May 1975 It’s four in the morning, Hollywood time, and David Bowie is twitching with energy. He’s fidgeting, jabbing a cigarette in and out of his pursed lips, bouncing lightly on a stool behind the control board in a makeshift demo studio, staring through the glass at Iggy Pop.

Bowie has spent the last nine hours composing, producing and playing every instrument on the backing track, and it is finally time for Pop to do his bit. After all, this is Iggy’s demo.
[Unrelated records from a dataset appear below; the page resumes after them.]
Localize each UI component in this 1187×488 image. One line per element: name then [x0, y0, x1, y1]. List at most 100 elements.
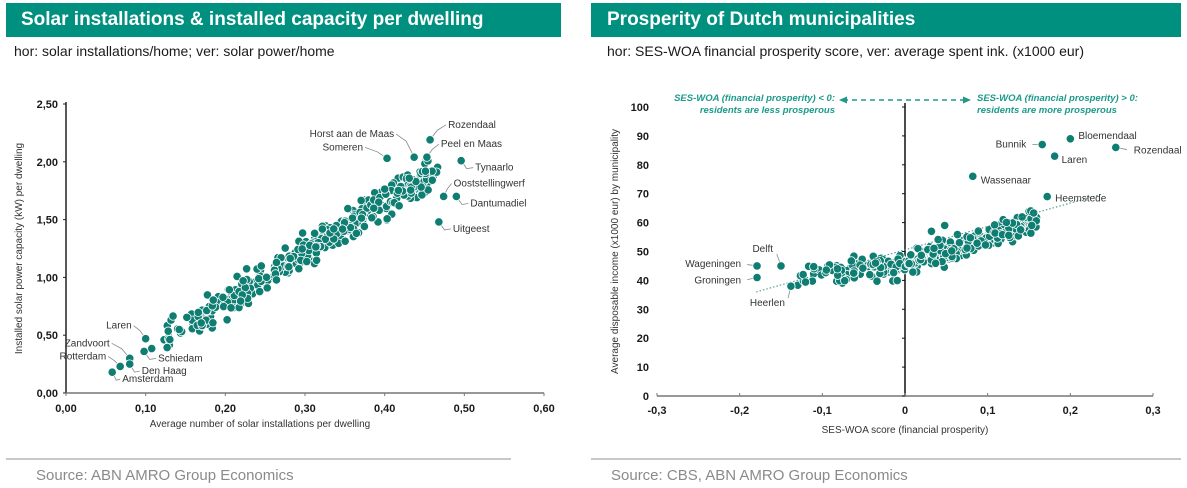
- data-point: [343, 203, 353, 214]
- annotation-right-line2: residents are more prosperous: [977, 105, 1117, 116]
- point-label: Uitgeest: [453, 224, 490, 235]
- data-point: [356, 213, 367, 223]
- x-tick-label: 0,20: [215, 403, 236, 415]
- data-point: [297, 244, 307, 254]
- y-tick-label: 50: [637, 247, 649, 259]
- data-point: [280, 243, 290, 253]
- labeled-data-point: [139, 346, 149, 356]
- point-label: Wassenaar: [981, 175, 1032, 186]
- data-point: [311, 242, 321, 252]
- point-label: Heemstede: [1055, 194, 1107, 205]
- x-tick-label: 0,10: [135, 403, 156, 415]
- point-label: Heerlen: [750, 298, 785, 309]
- left-chart-panel: Solar installations & installed capacity…: [0, 0, 575, 488]
- right-chart-title: Prosperity of Dutch municipalities: [591, 3, 1181, 37]
- data-point: [226, 303, 236, 313]
- labeled-data-point: [1037, 139, 1047, 150]
- x-tick-label: 0,50: [454, 403, 475, 415]
- data-point: [904, 258, 914, 269]
- point-label: Bunnik: [996, 140, 1028, 151]
- data-point: [196, 318, 206, 328]
- point-label: Wageningen: [685, 259, 741, 270]
- data-point: [262, 283, 272, 293]
- left-chart-subtitle: hor: solar installations/home; ver: sola…: [14, 43, 335, 59]
- data-point: [193, 307, 203, 317]
- point-label: Amsterdam: [122, 374, 173, 385]
- data-point: [222, 315, 232, 325]
- x-tick-label: 0,40: [374, 403, 395, 415]
- data-point: [821, 265, 831, 275]
- point-label: Zandvoort: [65, 338, 110, 349]
- y-axis-title: Average disposable income (x1000 eur) by…: [610, 129, 621, 374]
- left-chart-title: Solar installations & installed capacity…: [6, 3, 561, 37]
- arrow-left-head: [839, 96, 847, 104]
- data-point: [406, 185, 416, 195]
- y-axis-title: Installed solar power capacity (kW) per …: [14, 143, 25, 354]
- data-point: [990, 220, 1000, 230]
- point-label: Den Haag: [142, 366, 187, 377]
- data-point: [933, 235, 943, 245]
- data-point: [255, 286, 265, 297]
- data-point: [261, 272, 272, 282]
- point-label: Rotterdam: [59, 351, 106, 362]
- point-label: Laren: [106, 321, 132, 332]
- x-tick-label: 0,30: [294, 403, 315, 415]
- point-label: Dantumadiel: [470, 198, 526, 209]
- point-label: Someren: [322, 142, 363, 153]
- labeled-data-point: [125, 359, 135, 369]
- data-point: [931, 258, 941, 268]
- data-point: [271, 257, 282, 268]
- data-point: [337, 224, 348, 234]
- point-label: Rozendaal: [1134, 145, 1182, 156]
- labeled-data-point: [425, 135, 435, 145]
- labeled-data-point: [456, 156, 466, 166]
- data-point: [940, 220, 950, 231]
- y-tick-label: 1,00: [37, 272, 58, 284]
- data-point: [340, 236, 350, 246]
- point-label: Rozendaal: [448, 120, 496, 131]
- data-point: [224, 285, 234, 295]
- labeled-data-point: [1042, 191, 1052, 202]
- x-tick-label: -0,1: [813, 405, 832, 417]
- labeled-data-point: [752, 272, 762, 283]
- labeled-data-point: [1111, 142, 1121, 153]
- labeled-data-point: [776, 261, 786, 271]
- y-tick-label: 40: [637, 275, 649, 287]
- data-point: [329, 224, 339, 234]
- data-point: [1004, 230, 1014, 240]
- labeled-data-point: [451, 191, 461, 202]
- data-point: [311, 255, 322, 265]
- y-tick-label: 90: [637, 131, 649, 143]
- data-point: [242, 264, 252, 274]
- y-tick-label: 80: [637, 160, 649, 172]
- x-tick-label: 0: [902, 405, 908, 417]
- labeled-data-point: [409, 152, 419, 162]
- data-point: [965, 233, 975, 243]
- data-point: [310, 228, 320, 238]
- x-tick-label: -0,3: [648, 405, 667, 417]
- data-point: [1026, 228, 1036, 238]
- data-point: [174, 324, 184, 335]
- data-point: [254, 274, 264, 284]
- y-tick-label: 30: [637, 304, 649, 316]
- data-point: [302, 256, 312, 267]
- data-point: [980, 240, 991, 250]
- y-tick-label: 10: [637, 362, 649, 374]
- data-point: [298, 228, 308, 238]
- prosperity-scatter-chart: 0 10 20 30 40 50 60 70 80 90 100 -0,3 -0,2 -0,1 0 0,1 0,…: [610, 93, 1182, 436]
- data-point: [208, 295, 218, 305]
- data-point: [809, 262, 819, 272]
- data-point: [202, 290, 213, 300]
- labeled-data-point: [786, 281, 796, 291]
- data-point: [840, 276, 850, 286]
- data-point: [380, 184, 390, 194]
- x-axis-title: SES-WOA score (financial prosperity): [822, 425, 989, 436]
- labeled-data-point: [968, 171, 978, 181]
- data-point: [147, 343, 157, 354]
- leader-line: [395, 133, 415, 158]
- x-axis-title: Average number of solar installations pe…: [150, 419, 371, 430]
- right-chart-subtitle: hor: SES-WOA financial prosperity score,…: [607, 43, 1084, 59]
- labeled-data-point: [115, 361, 125, 372]
- annotation-left-line2: residents are less prosperous: [700, 105, 835, 116]
- data-point: [369, 203, 379, 213]
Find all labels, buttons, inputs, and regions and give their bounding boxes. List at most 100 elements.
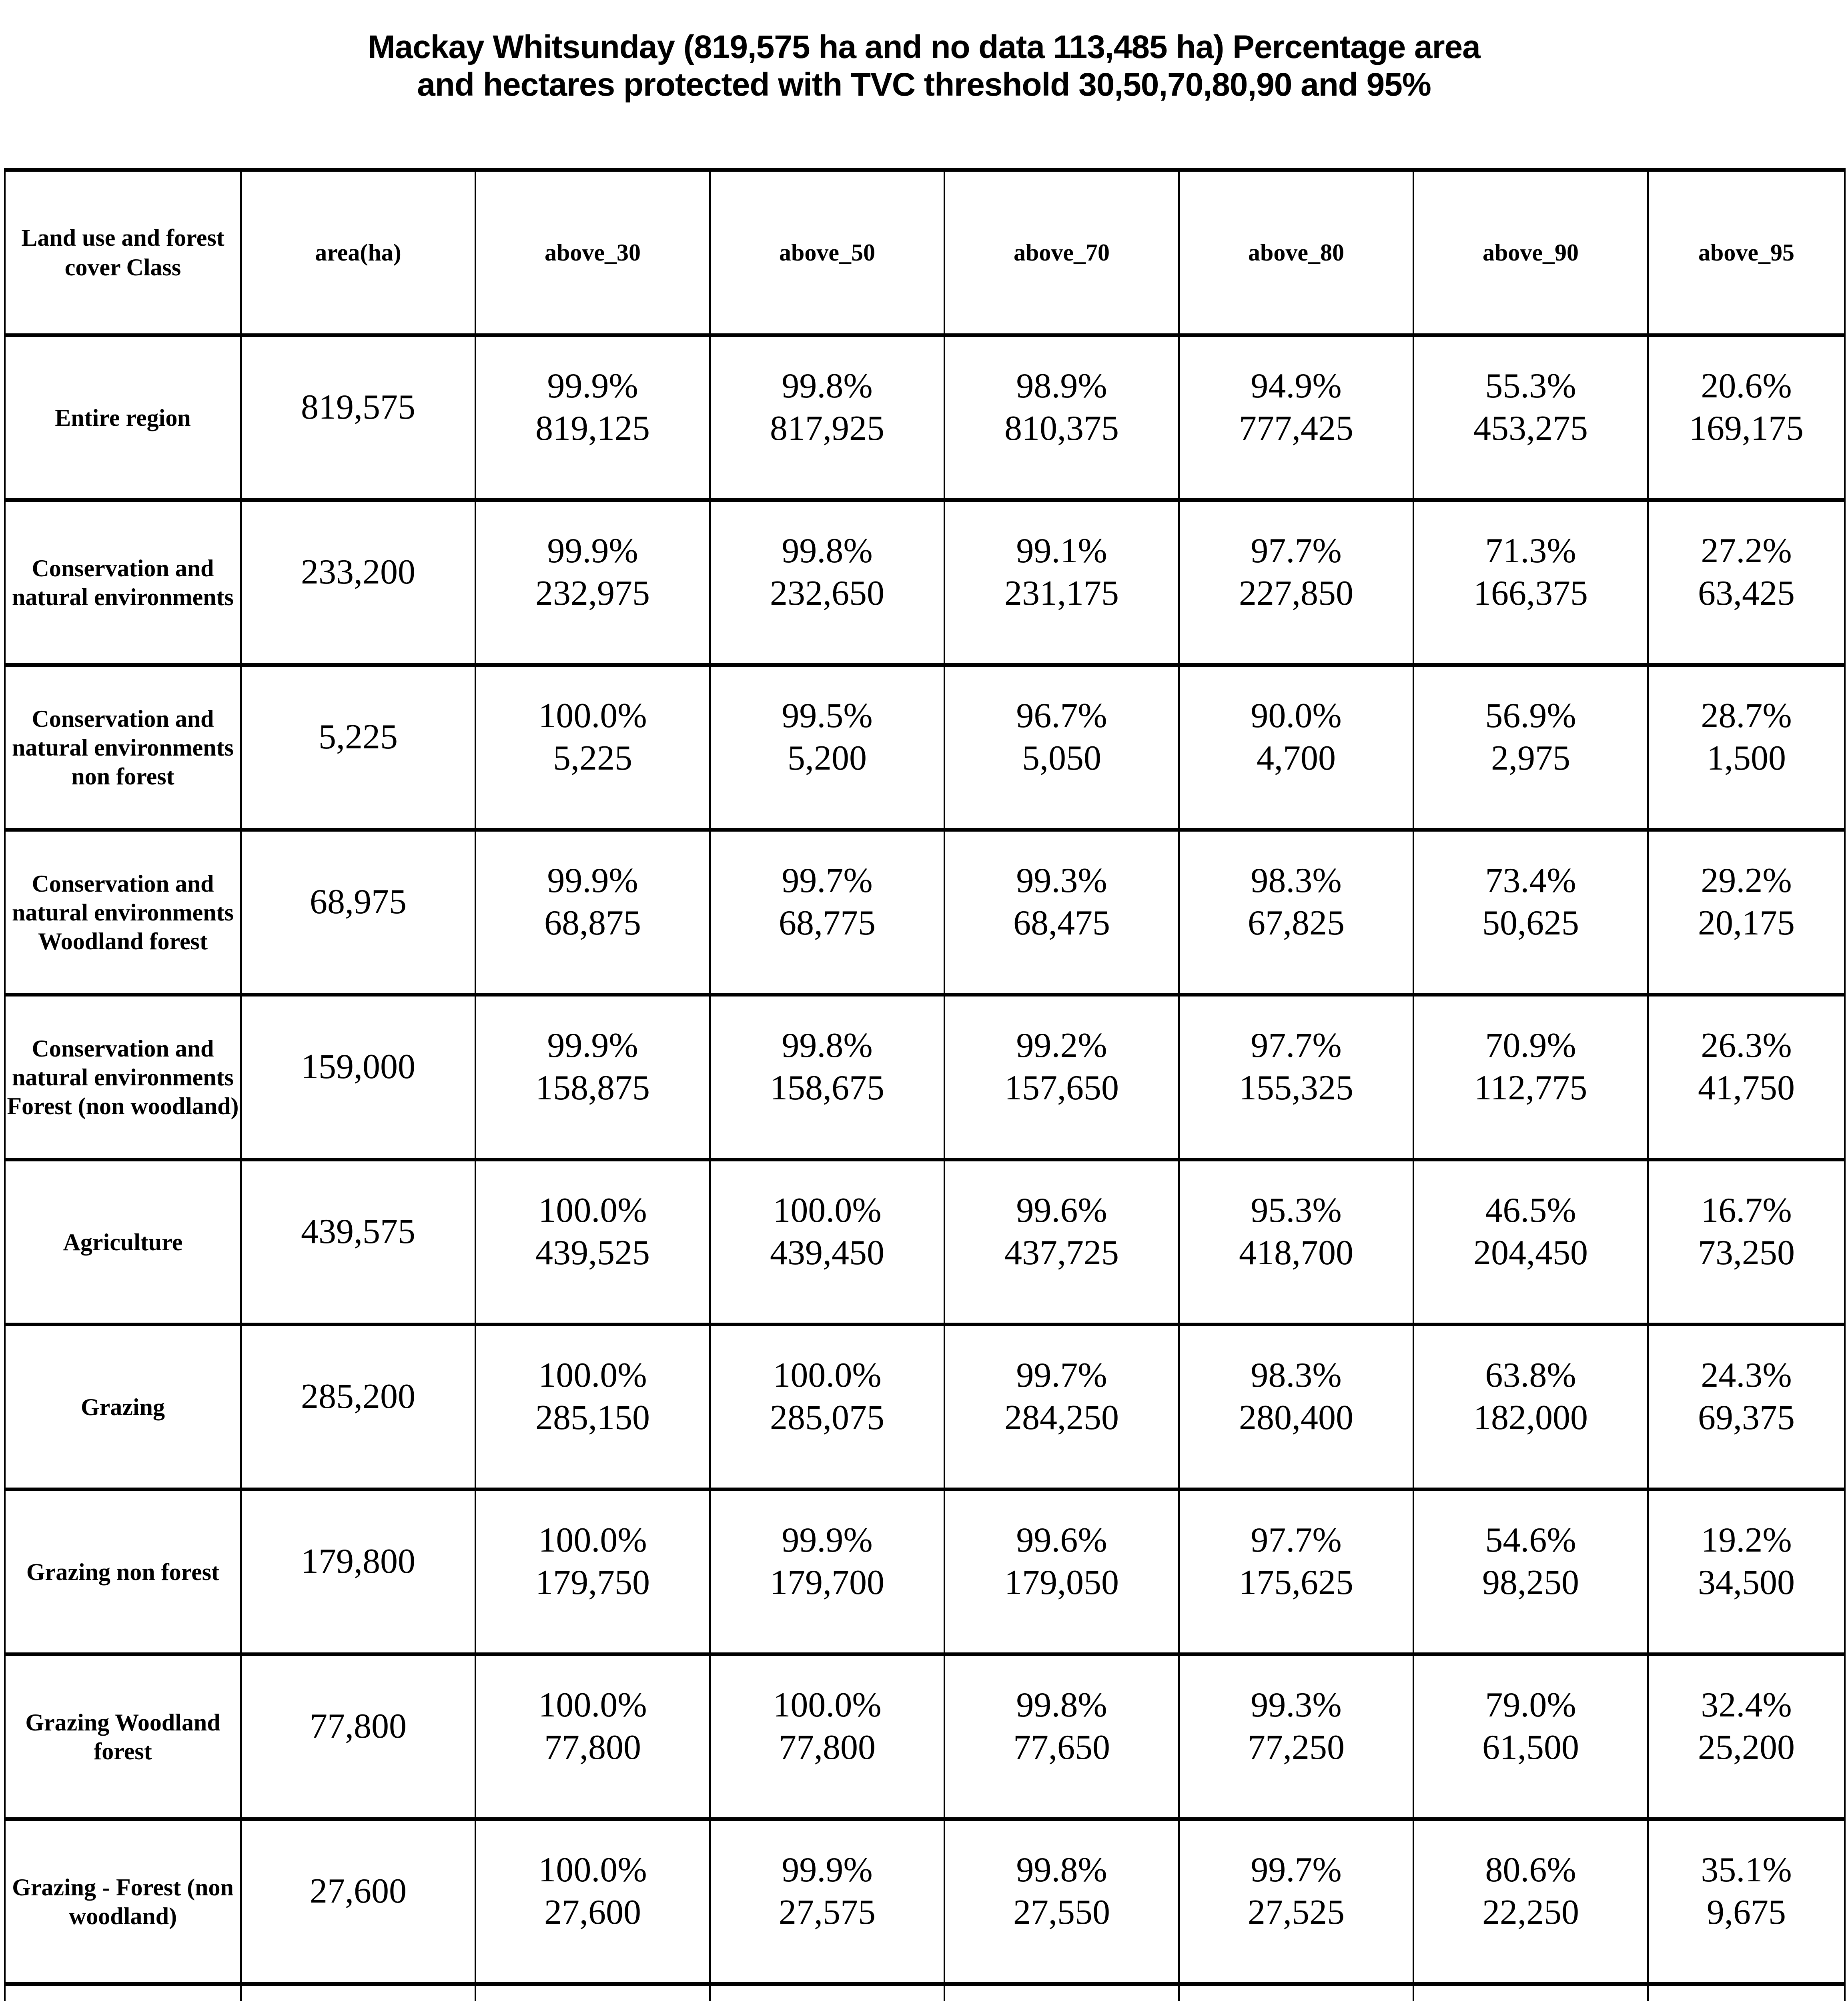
data-cell: 100.0% 77,800 xyxy=(475,1652,711,1821)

Bowie touches a button and the room is filled with an ominous, dirgelike instrumental track. The shirtless Iggy listens intently for a moment, then approaches the mike. He has prepared no lyrics, and in the name of improv, he snarls:

You go out at night from your sixty dollar single down in West Hollywood With your ripped off clothes that are bulging at the seams I can’t believe that you don’t know you look ugly. I mean, are you really all that dumb? I mean, I don’t want you to be that dumb you know. But you are You’re just dumb Straight out of the cradle and into the hole with you.

He begins screaming.

When I walk through the do-wa. I’m your new breed of who-wa. We will nooowwwwwwww drink to meeeeeee.

Bowie clutches his heart and beams like a proud father watching his kid in the school play. His whisper is full of wonder. “They just don’t appreciate Iggy,” he is saying. “He’s Lenny fucking Bruce and James Dean. When that adlib flow starts, there’s nobody like him. It’s verbal jazz, man!”

Cameron Crowe

I forget that Cameron Crowe was actually a rock writer.